Depuis deux ans, je me prépare à l’échéance. On m’a d’abord laissé entendre qu’il me fallait expier de quelques années de responsabilité, dans l’équipe de direction de France Culture, les vingt deux années de liberté qu’on m’avait généreusement octroyées à l’antenne. Je me suis peu à peu convaincu. N’ai-je pas tenté tous les exercices possibles et imaginables: au petit matin, l’escalade par la terrasse du Conseil d’Etat, du bureau du ministre de la Culture et le soir, en plein hiver, l’accès en raquettes jusqu’à un studio improvisé dans un refuge du Haut Jura ? Il ne me resterait qu’à faire une émission pendu au plafond et la tête en bas mais n’est-ce dangereux pour un monument historique de France Culture?
 

Un jour, Claude-Jean Philippe m’a questionné: “Vous passez tellement de temps à préparer vos émissions, les questions que vous posez aux invités comme leurs réponses que vous ne leur laissez pas le loisir de seulement commencer, qu’on se demande quelle vie vous menez.” Sur le moment, je n’ai pas su que dire et voilà, quatre ans plus tard, je réagis: j’arrête. La radio telle que je la pratique exige un tel engagement physique que le bonhomme risque de s’user. Surtout, avec l’âge, le vieil acrobate que je suis devenu ne peut plus prétendre provoquer l’admiration ou l’identification chez les jeunes générations: bien malin est celui qui sait aujourd’hui sauter du trapèze des classiques à celui des adolescents et tendre son fil entre des univers culturels éclatés, atomisés, individualisés. Mieux vaut retrouver cet anonymat que j’ai toujours désiré.

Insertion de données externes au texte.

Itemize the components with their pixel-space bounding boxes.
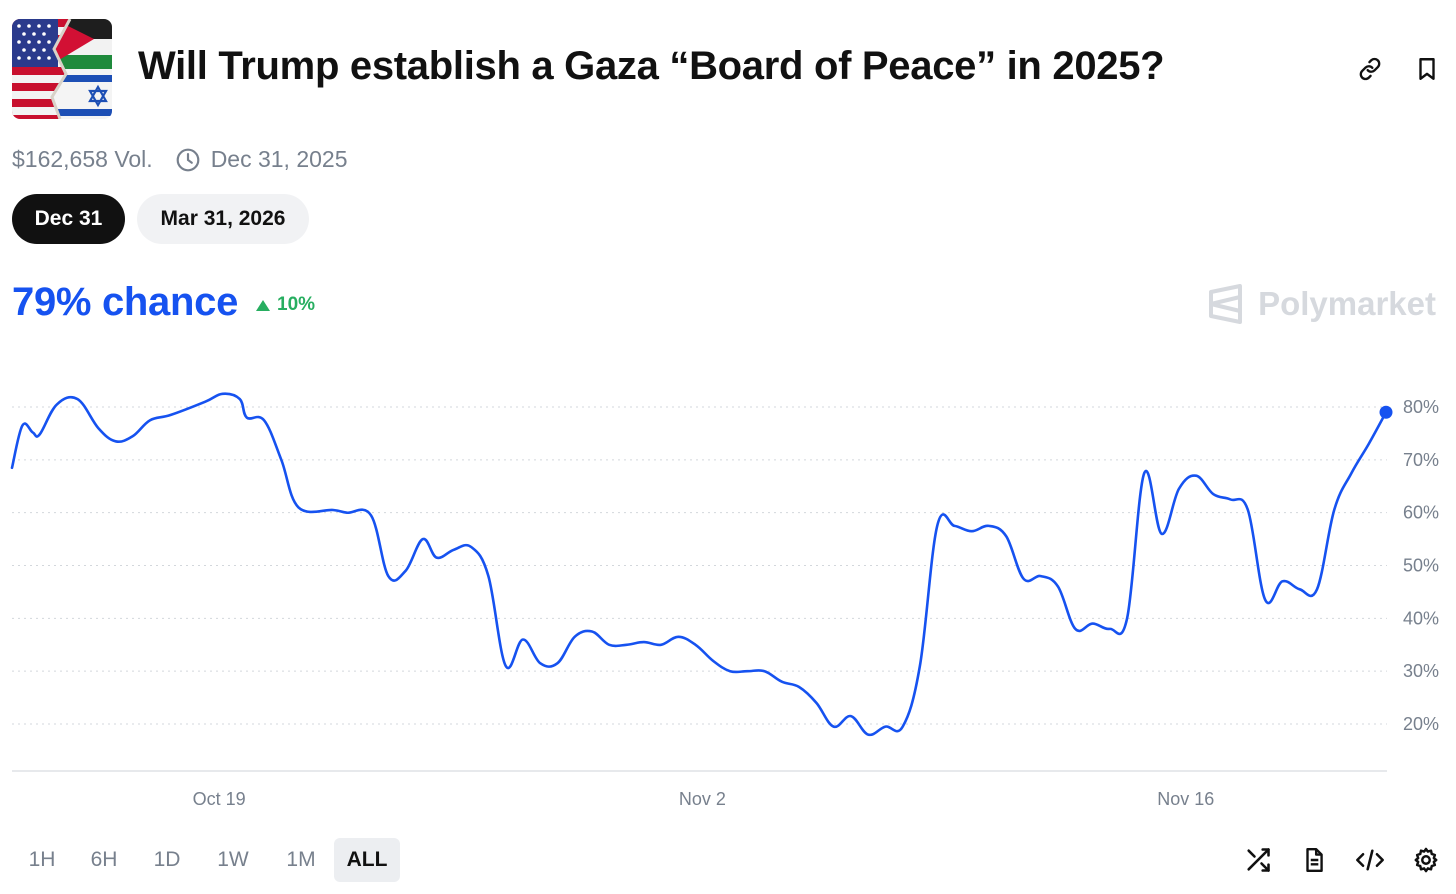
volume-text: $162,658 Vol.: [12, 146, 153, 172]
polymarket-logo-icon: [1208, 284, 1244, 324]
code-embed-icon[interactable]: [1354, 844, 1386, 876]
x-tick-label: Nov 2: [679, 789, 726, 809]
range-1m[interactable]: 1M: [286, 848, 316, 871]
range-1d[interactable]: 1D: [153, 848, 181, 871]
x-tick-label: Nov 16: [1157, 789, 1214, 809]
range-all[interactable]: ALL: [334, 838, 400, 882]
bookmark-icon[interactable]: [1412, 54, 1442, 84]
link-icon[interactable]: [1355, 54, 1385, 84]
document-icon[interactable]: [1298, 844, 1330, 876]
end-date-text: Dec 31, 2025: [210, 146, 348, 172]
y-tick-label: 50%: [1403, 556, 1439, 576]
y-tick-label: 40%: [1403, 608, 1439, 628]
y-tick-label: 30%: [1403, 661, 1439, 681]
range-6h[interactable]: 6H: [90, 848, 118, 871]
y-tick-label: 80%: [1403, 397, 1439, 417]
range-1w[interactable]: 1W: [217, 848, 249, 871]
shuffle-icon[interactable]: [1242, 844, 1274, 876]
current-value-dot[interactable]: [1379, 405, 1393, 419]
price-chart: 80% 70% 60% 50% 40% 30% 20% Oct 19 Nov 2 Nov 16: [10, 392, 1439, 809]
clock-icon: [175, 147, 201, 173]
change-value: 10%: [277, 294, 316, 315]
y-tick-label: 60%: [1403, 503, 1439, 523]
polymarket-watermark: Polymarket: [1208, 284, 1436, 324]
x-tick-label: Oct 19: [193, 789, 246, 809]
gear-icon[interactable]: [1410, 844, 1442, 876]
tab-dec-31[interactable]: Dec 31: [12, 194, 125, 244]
arrow-up-icon: [256, 299, 270, 311]
y-tick-label: 70%: [1403, 450, 1439, 470]
series-line: [10, 392, 1388, 737]
time-range-selector: 1H 6H 1D 1W 1M ALL: [12, 838, 400, 882]
market-meta: $162,658 Vol. Dec 31, 2025: [12, 146, 348, 173]
range-1h[interactable]: 1H: [28, 848, 56, 871]
market-title: Will Trump establish a Gaza “Board of Pe…: [138, 44, 1165, 88]
change-badge: 10%: [256, 294, 315, 316]
tab-mar-31-2026[interactable]: Mar 31, 2026: [137, 194, 309, 244]
brand-name: Polymarket: [1258, 285, 1436, 322]
y-tick-label: 20%: [1403, 714, 1439, 734]
us-palestine-israel-flags-icon: [12, 19, 112, 119]
chance-value: 79% chance: [12, 280, 239, 324]
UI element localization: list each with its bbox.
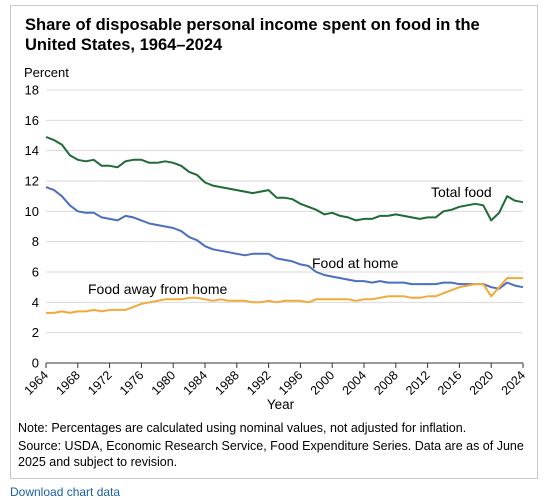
total-food-label: Total food <box>431 184 492 200</box>
x-tick-label: 1976 <box>117 368 147 398</box>
x-tick-label: 2012 <box>403 368 433 398</box>
x-tick-label: 1972 <box>85 368 115 398</box>
y-tick-label: 0 <box>32 356 39 371</box>
chart-source: Source: USDA, Economic Research Service,… <box>18 439 524 469</box>
x-tick-label: 2020 <box>467 368 497 398</box>
food-at-home-line <box>45 186 524 290</box>
chart-title: Share of disposable personal income spen… <box>25 16 480 54</box>
y-tick-label: 18 <box>25 83 39 98</box>
x-tick-label: 2004 <box>340 368 370 398</box>
x-axis-title: Year <box>267 397 295 412</box>
food-at-home-label: Food at home <box>312 255 399 271</box>
chart-note: Note: Percentages are calculated using n… <box>18 421 467 435</box>
y-tick-label: 16 <box>25 113 39 128</box>
y-tick-label: 4 <box>32 295 39 310</box>
x-tick-label: 2008 <box>371 368 401 398</box>
download-data-link[interactable]: Download chart data <box>10 485 121 499</box>
x-tick-label: 1964 <box>22 368 52 398</box>
food-away-from-home-label: Food away from home <box>88 281 227 297</box>
food-away-from-home-line <box>46 277 523 314</box>
y-tick-label: 6 <box>32 265 39 280</box>
y-tick-label: 8 <box>32 234 39 249</box>
x-tick-label: 2024 <box>499 368 529 398</box>
y-tick-label: 2 <box>32 325 39 340</box>
x-tick-label: 2000 <box>308 368 338 398</box>
y-axis-title: Percent <box>24 65 69 80</box>
x-tick-label: 1992 <box>244 368 274 398</box>
x-tick-label: 1984 <box>181 368 211 398</box>
x-tick-label: 1988 <box>212 368 242 398</box>
y-tick-label: 10 <box>25 204 39 219</box>
y-tick-label: 14 <box>25 143 39 158</box>
x-tick-label: 2016 <box>435 368 465 398</box>
total-food-line <box>45 136 524 222</box>
y-tick-label: 12 <box>25 174 39 189</box>
x-tick-label: 1980 <box>149 368 179 398</box>
x-tick-label: 1968 <box>53 368 83 398</box>
x-tick-label: 1996 <box>276 368 306 398</box>
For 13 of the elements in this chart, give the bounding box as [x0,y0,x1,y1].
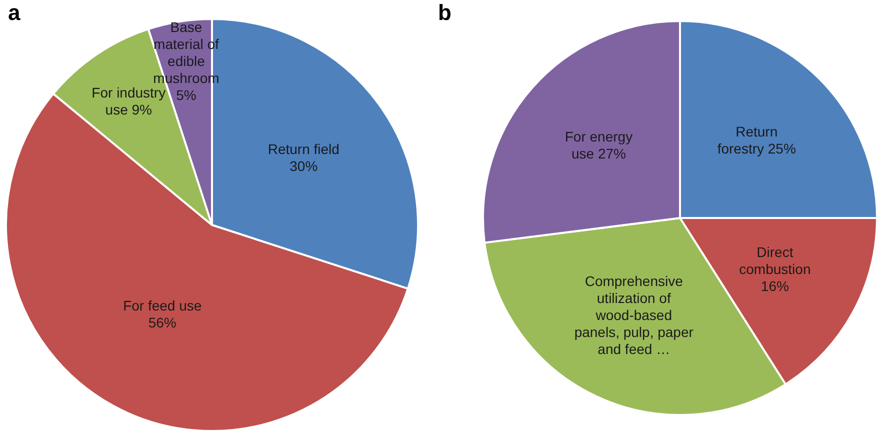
chart-title: b [438,0,452,26]
slice-label: For feed use [123,298,202,314]
data-label: 30% [290,158,318,174]
data-label: 16% [760,278,789,294]
chart-title: a [8,0,20,26]
slice-label: Return field [268,140,340,157]
slice-label: Direct combustion [739,244,811,278]
slice-label: Comprehensive utilization of wood-based panels, pulp, paper and feed … [574,272,694,357]
slice-label: Return forestry 25% [717,124,796,157]
slice-label: For industry use 9% [92,84,166,118]
slice-label: For energy use 27% [564,128,633,162]
data-label: 56% [148,314,176,331]
data-label: 5% [176,87,196,104]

Alexandre, sur notre site, me dit fort justement: “En cessant votre émission, vous rejoignez les personnages que vous préfériez parmi vos invités, ceux qui sont fiers de leur modestie.” Le bonhomme risquait de s’user, la formule de l’émission aussi. Elle convenait à l’époque du débat présidentiel, quand la France se disait prête à un bouleversement du sol au plafond. Elle avait encore son utilité pendant la préparation des municipales: notre mobilité, notre attention aux enjeux locaux correspondaient à la période. Mais maintenant? Je me vois mal consumer ma vie à commenter la vie de Nicolas Sarkozy… Or la discussion des affaires publiques passe présentement par cette obligation quotidienne: le président impose son agenda, les français réagissent en râlant sans discontinuer mais en refusant de s’avouer que l’Elysée n’est que le miroir de ce qu’ils sont devenus. Je rêve sans doute d’un peuple qui, s’occupant moins de ses propres affaires, n’aurait pas secreté, en l’élisant et en le scrutant minute après minute, un président  à ce point obsédé par son histoire personnelle. “Travaux publics” correspondait à une certaine conception des affaires publiques qui n’est plus exactement de saison.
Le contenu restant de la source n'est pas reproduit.